Partecipa solo a sessione sul clima, dopo addio Usa a intesa Parigi

E' durato solo una mattinata il G7 Ambiente di Scott Pruitt, il direttore dell'agenzia Usa per l'Ambiente Epa, nominato da Donald Trump e criticato dagli ambientalisti. Pruitt è partito da Bologna nel pomeriggio per un incontro già fissato con il suo presidente.
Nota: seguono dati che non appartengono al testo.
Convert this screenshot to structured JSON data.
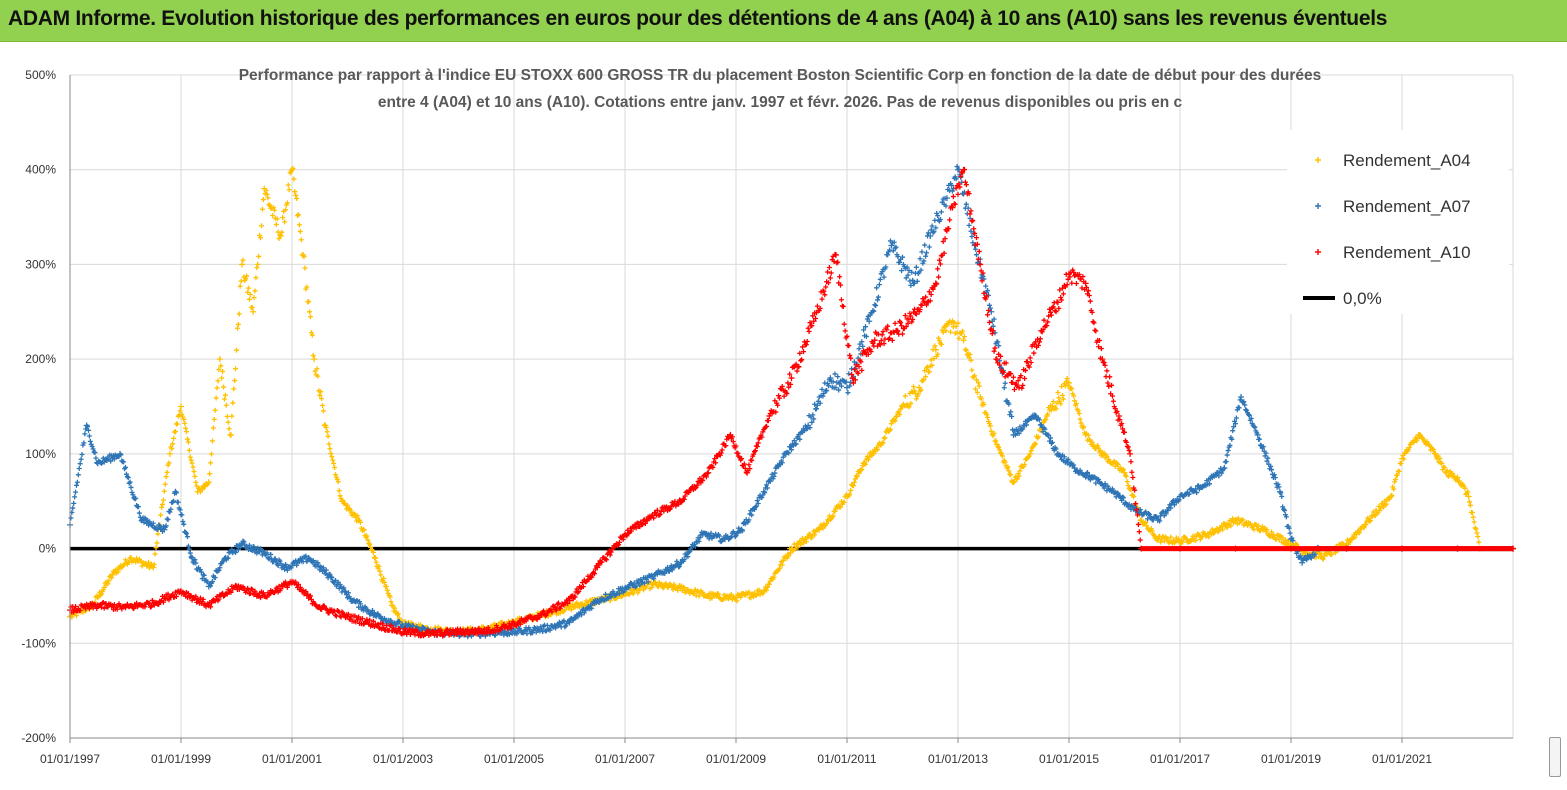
{
  "banner": {
    "title": "ADAM Informe. Evolution historique des performances en euros pour des détentions de 4 ans (A04) à 10 ans (A10) sans les revenus éventuels"
  },
  "colors": {
    "banner_bg": "#92d050",
    "A04": "#ffc000",
    "A07": "#2e75b6",
    "A10": "#ff0000",
    "zero_line": "#000000",
    "grid": "#d9d9d9"
  },
  "chart_data": {
    "type": "scatter",
    "title_lines": [
      "Performance par rapport à l'indice EU STOXX 600 GROSS TR  du placement Boston Scientific Corp en fonction de la date de début pour des durées",
      "entre 4 (A04) et 10 ans (A10). Cotations entre janv. 1997 et févr. 2026. Pas de revenus disponibles ou pris en c"
    ],
    "xlabel": "",
    "ylabel": "",
    "x_unit": "year",
    "x_range": [
      1997.0,
      2023.0
    ],
    "ylim": [
      -200,
      500
    ],
    "y_ticks": [
      500,
      400,
      300,
      200,
      100,
      0,
      -100,
      -200
    ],
    "y_tick_labels": [
      "500%",
      "400%",
      "300%",
      "200%",
      "100%",
      "0%",
      "-100%",
      "-200%"
    ],
    "x_ticks": [
      1997,
      1999,
      2001,
      2003,
      2005,
      2007,
      2009,
      2011,
      2013,
      2015,
      2017,
      2019,
      2021
    ],
    "x_tick_labels": [
      "01/01/1997",
      "01/01/1999",
      "01/01/2001",
      "01/01/2003",
      "01/01/2005",
      "01/01/2007",
      "01/01/2009",
      "01/01/2011",
      "01/01/2013",
      "01/01/2015",
      "01/01/2017",
      "01/01/2019",
      "01/01/2021"
    ],
    "grid": true,
    "legend_position": "top-right",
    "series": [
      {
        "name": "Rendement_A04",
        "marker": "+",
        "x": [
          1997.0,
          1997.4,
          1997.8,
          1998.1,
          1998.5,
          1998.8,
          1999.0,
          1999.3,
          1999.5,
          1999.7,
          1999.9,
          2000.1,
          2000.3,
          2000.5,
          2000.8,
          2001.0,
          2001.2,
          2001.4,
          2001.6,
          2001.9,
          2002.2,
          2002.5,
          2002.8,
          2003.0,
          2003.5,
          2004.0,
          2004.5,
          2005.0,
          2005.5,
          2006.0,
          2006.5,
          2007.0,
          2007.5,
          2008.0,
          2008.5,
          2009.0,
          2009.5,
          2010.0,
          2010.5,
          2011.0,
          2011.3,
          2011.6,
          2012.0,
          2012.3,
          2012.6,
          2012.9,
          2013.1,
          2013.4,
          2013.7,
          2014.0,
          2014.3,
          2014.6,
          2015.0,
          2015.3,
          2015.6,
          2016.0,
          2016.3,
          2016.6,
          2017.0,
          2017.5,
          2018.0,
          2018.5,
          2019.0,
          2019.3,
          2019.6,
          2020.0,
          2020.4,
          2020.8,
          2021.0,
          2021.3,
          2021.6,
          2021.8,
          2022.0,
          2022.2,
          2022.4,
          2023.0
        ],
        "values": [
          -72,
          -60,
          -25,
          -10,
          -20,
          100,
          150,
          60,
          70,
          200,
          120,
          300,
          250,
          380,
          330,
          400,
          310,
          200,
          130,
          50,
          30,
          -10,
          -60,
          -80,
          -85,
          -88,
          -85,
          -78,
          -70,
          -62,
          -55,
          -48,
          -38,
          -42,
          -50,
          -52,
          -45,
          0,
          20,
          55,
          90,
          110,
          150,
          170,
          210,
          240,
          220,
          160,
          110,
          70,
          100,
          140,
          175,
          120,
          100,
          80,
          30,
          10,
          8,
          15,
          30,
          20,
          5,
          -5,
          -8,
          5,
          30,
          55,
          95,
          120,
          100,
          80,
          75,
          55,
          0,
          0
        ]
      },
      {
        "name": "Rendement_A07",
        "marker": "+",
        "x": [
          1997.0,
          1997.3,
          1997.5,
          1997.9,
          1998.3,
          1998.7,
          1998.9,
          1999.2,
          1999.5,
          1999.8,
          2000.1,
          2000.5,
          2000.9,
          2001.3,
          2001.7,
          2002.1,
          2002.5,
          2003.0,
          2003.5,
          2004.0,
          2004.5,
          2005.0,
          2005.5,
          2006.0,
          2006.5,
          2007.0,
          2007.5,
          2008.0,
          2008.4,
          2008.8,
          2009.1,
          2009.5,
          2009.9,
          2010.3,
          2010.7,
          2011.0,
          2011.4,
          2011.8,
          2012.2,
          2012.5,
          2012.8,
          2013.0,
          2013.3,
          2013.6,
          2014.0,
          2014.4,
          2014.8,
          2015.1,
          2015.4,
          2015.8,
          2016.2,
          2016.6,
          2017.0,
          2017.4,
          2017.8,
          2018.1,
          2018.4,
          2018.8,
          2019.0,
          2019.2,
          2019.5,
          2020.0,
          2021.0,
          2022.0,
          2023.0
        ],
        "values": [
          25,
          130,
          90,
          100,
          30,
          20,
          60,
          -10,
          -40,
          -10,
          5,
          -5,
          -20,
          -10,
          -30,
          -55,
          -70,
          -82,
          -88,
          -90,
          -89,
          -88,
          -85,
          -78,
          -55,
          -42,
          -30,
          -15,
          15,
          10,
          20,
          60,
          100,
          130,
          180,
          170,
          240,
          320,
          280,
          330,
          370,
          400,
          320,
          250,
          120,
          140,
          100,
          85,
          75,
          60,
          40,
          30,
          55,
          65,
          85,
          160,
          120,
          60,
          10,
          -15,
          0,
          0,
          0,
          0,
          0
        ]
      },
      {
        "name": "Rendement_A10",
        "marker": "+",
        "x": [
          1997.0,
          1997.5,
          1998.0,
          1998.5,
          1999.0,
          1999.5,
          2000.0,
          2000.5,
          2001.0,
          2001.5,
          2002.0,
          2002.5,
          2003.0,
          2003.5,
          2004.0,
          2004.5,
          2005.0,
          2005.5,
          2006.0,
          2006.5,
          2007.0,
          2007.5,
          2008.0,
          2008.5,
          2008.9,
          2009.2,
          2009.6,
          2010.0,
          2010.4,
          2010.8,
          2011.1,
          2011.5,
          2011.9,
          2012.3,
          2012.6,
          2012.9,
          2013.1,
          2013.4,
          2013.7,
          2014.1,
          2014.5,
          2014.8,
          2015.0,
          2015.3,
          2015.6,
          2015.9,
          2016.1,
          2016.3,
          2017.0,
          2018.0,
          2019.0,
          2020.0,
          2021.0,
          2022.0,
          2023.0
        ],
        "values": [
          -65,
          -60,
          -62,
          -58,
          -45,
          -60,
          -40,
          -50,
          -35,
          -62,
          -72,
          -80,
          -88,
          -90,
          -88,
          -87,
          -80,
          -70,
          -55,
          -20,
          15,
          35,
          50,
          80,
          120,
          80,
          140,
          180,
          240,
          310,
          180,
          220,
          230,
          250,
          280,
          360,
          400,
          300,
          200,
          170,
          230,
          260,
          290,
          280,
          200,
          140,
          100,
          0,
          0,
          0,
          0,
          0,
          0,
          0,
          0
        ]
      }
    ],
    "reference_lines": [
      {
        "name": "0,0%",
        "value": 0
      }
    ]
  }
}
Il ministro americano ha partecipato stamani alla prima sessione di lavori, con argomento il clima, proprio il tema sul quale si registra la divergenza fra l'amministrazione Trump e gli altri governi del G7.

"Per quanto riguarda l'Italia e la stragrande maggioranza dei Paesi" di cui alcuni presenti nel G7 "l'accordo di Parigi è irreversibile e non negoziabile". Lo ha detto il ministro dell'Ambiente, Gian Luca Galletti, incontrando i giornalisti per fare il punto a conclusione della prima giornata di lavori del G7 Ambiente. "Abbiamo preso atto della posizione degli Stati Uniti - ha aggiunto Galletti - che vogliono continuare la politica di riduzione della CO2 anche fuori l'accordo di Parigi. E per quello che rappresentano nel mondo vogliamo mantenere il filo del dialogo, continuare il dibattito. Questo può essere il risultato del G7". Ad avviso di Galletti, tuttavia, "fuori dall'accordo di Parigi non ci sono gli strumenti per raggiungere gli obiettivi" sulla riduzione di gas a effetto serra. "Per combattere il cambiamento climatico ci vuole omogeneità" ha aggiunto.